Historians trace countless roots that grew into our present day custom of using a Christmas tree. Legends tell of the decorated tree in winter celebrations long before there was a Christmas.
Egyptians brought palm branches into their homes in late December as a symbol of growing things. Romans trimmed trees with trinkets and topped them with an image of their sun god to celebrate Saturnalia. Druid sorcerers hung golden apples and lit candles on oak trees to celebrate the winter solstice. In the middle ages, the feast of Adam and Eve was held on December 24th; a fir tree hung with red apples called the Paradise tree was its symbol.
It is generally agreed, however, that the use of an evergreen tree as part of the Christian Christmas celebration started 400 years ago in Germany and spread to most of northern Europe by the 19th century.
Hessian mercenaries during the American Revolutionary War brought the custom to the United States.
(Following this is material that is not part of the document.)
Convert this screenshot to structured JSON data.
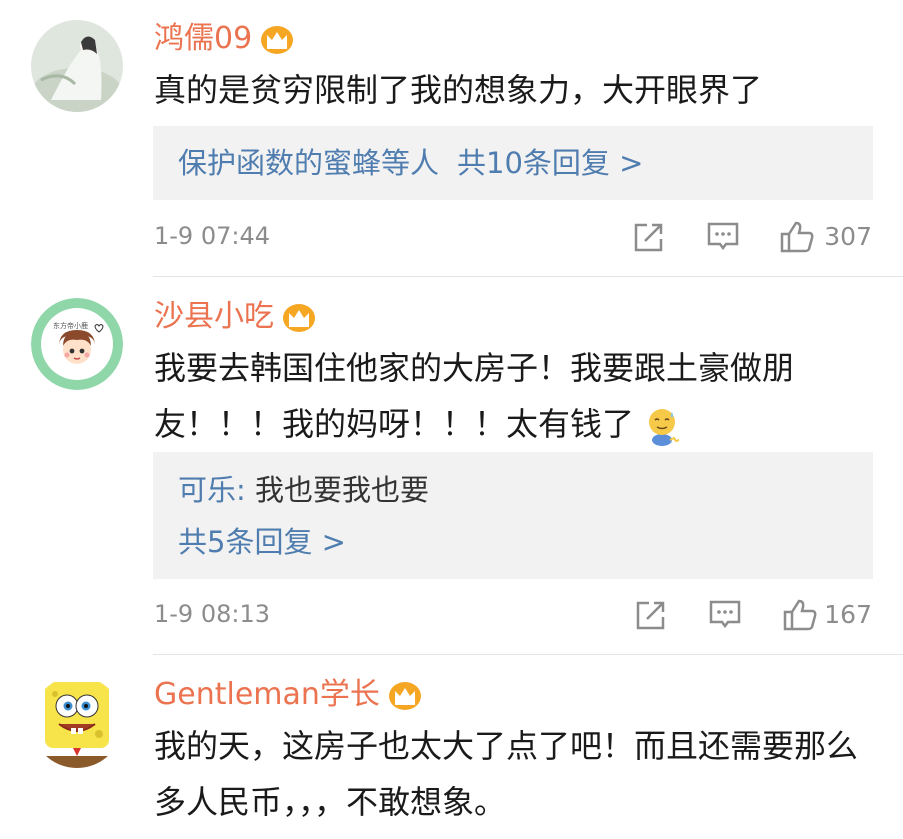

In 1804, soldiers at Fort Dearborn (now Chicago) hauled trees to their barracks during Christmas.
A Philadelphia newspaper story, printed in 1825, commented on decorated trees in German immigrant homes during a Christmas season. In 1842, a German named Charles Minnegerode introduced the custom in Williamsburg, Virginia. His tree was described as "splendidly decorated" with strings of popcorn, gilded nuts and lighted candles.
The first recorded Christmas tree retail lot was set up in 1851 by a Pennsylvanian named Mark Carr, who hauled two ox sleds loaded with trees from his land in the Catskills to the sidewalks of New York.
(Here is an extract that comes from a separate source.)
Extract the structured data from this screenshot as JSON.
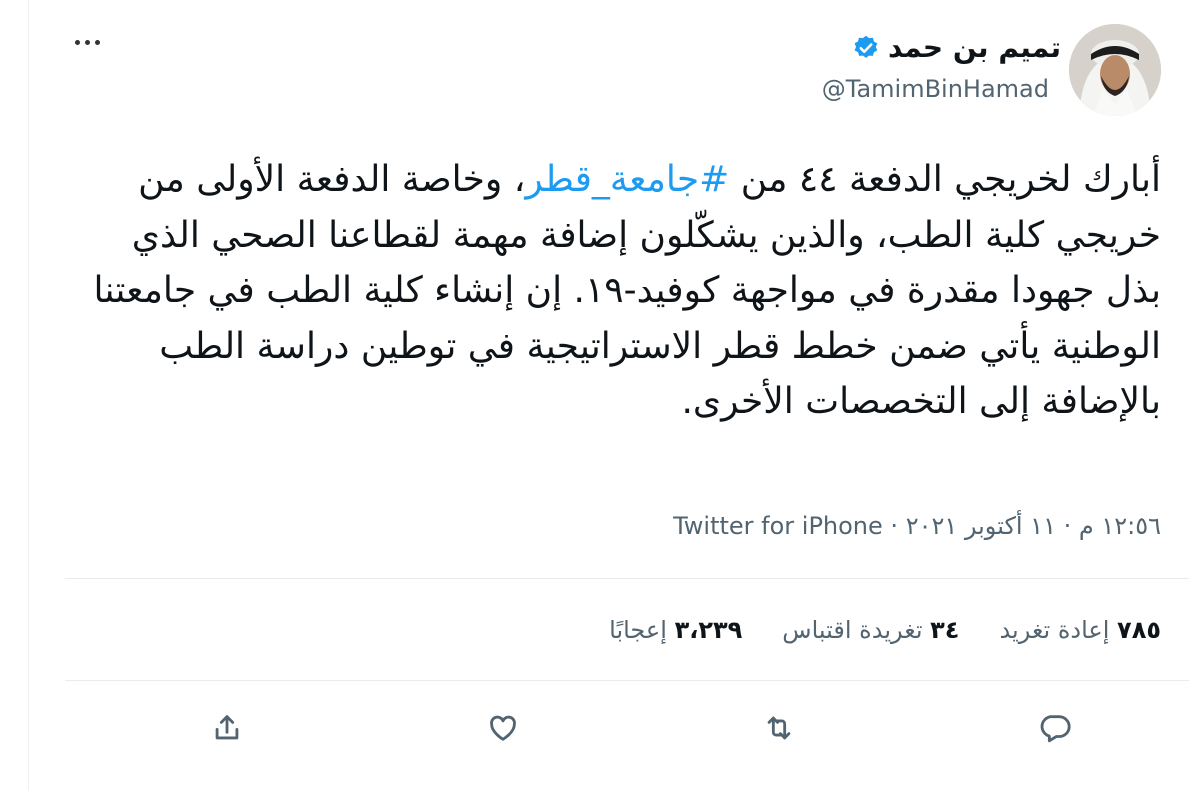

There is little doubt that the trees he brought were Balsam firs, which remained the best selling and most popular type of tree until 1955 when it was nudged out by the lush western Douglas fir and Scotch pine produced on tree farms in the Eastern United States.
Meanwhile, in Victorian England, Prince Albert, husband of queen Victoria, gave the Christmas tree the stamp of acceptability in England when he introduced it into the Royal Palace. On the other side of the Atlantic, the 14th President of the United States, Franklin Pierce, was the first President to set up a Christmas tree in the White House. But it wasn’t until 1923 that President Calvin Coolidge established the National Christmas Tree Lighting Ceremony on the White House lawn that has since become part of the annual holiday observance.
The enduring tree symbol - which is even older than Christianity and not attached exclusively to any one religion - remains a firmly established part of our holiday customs, engaging not only our senses of sight, touch and smell, but also our sense of tradition. The tree evokes a mood of holidays from long ago, of the genial ghost of Christmas Past.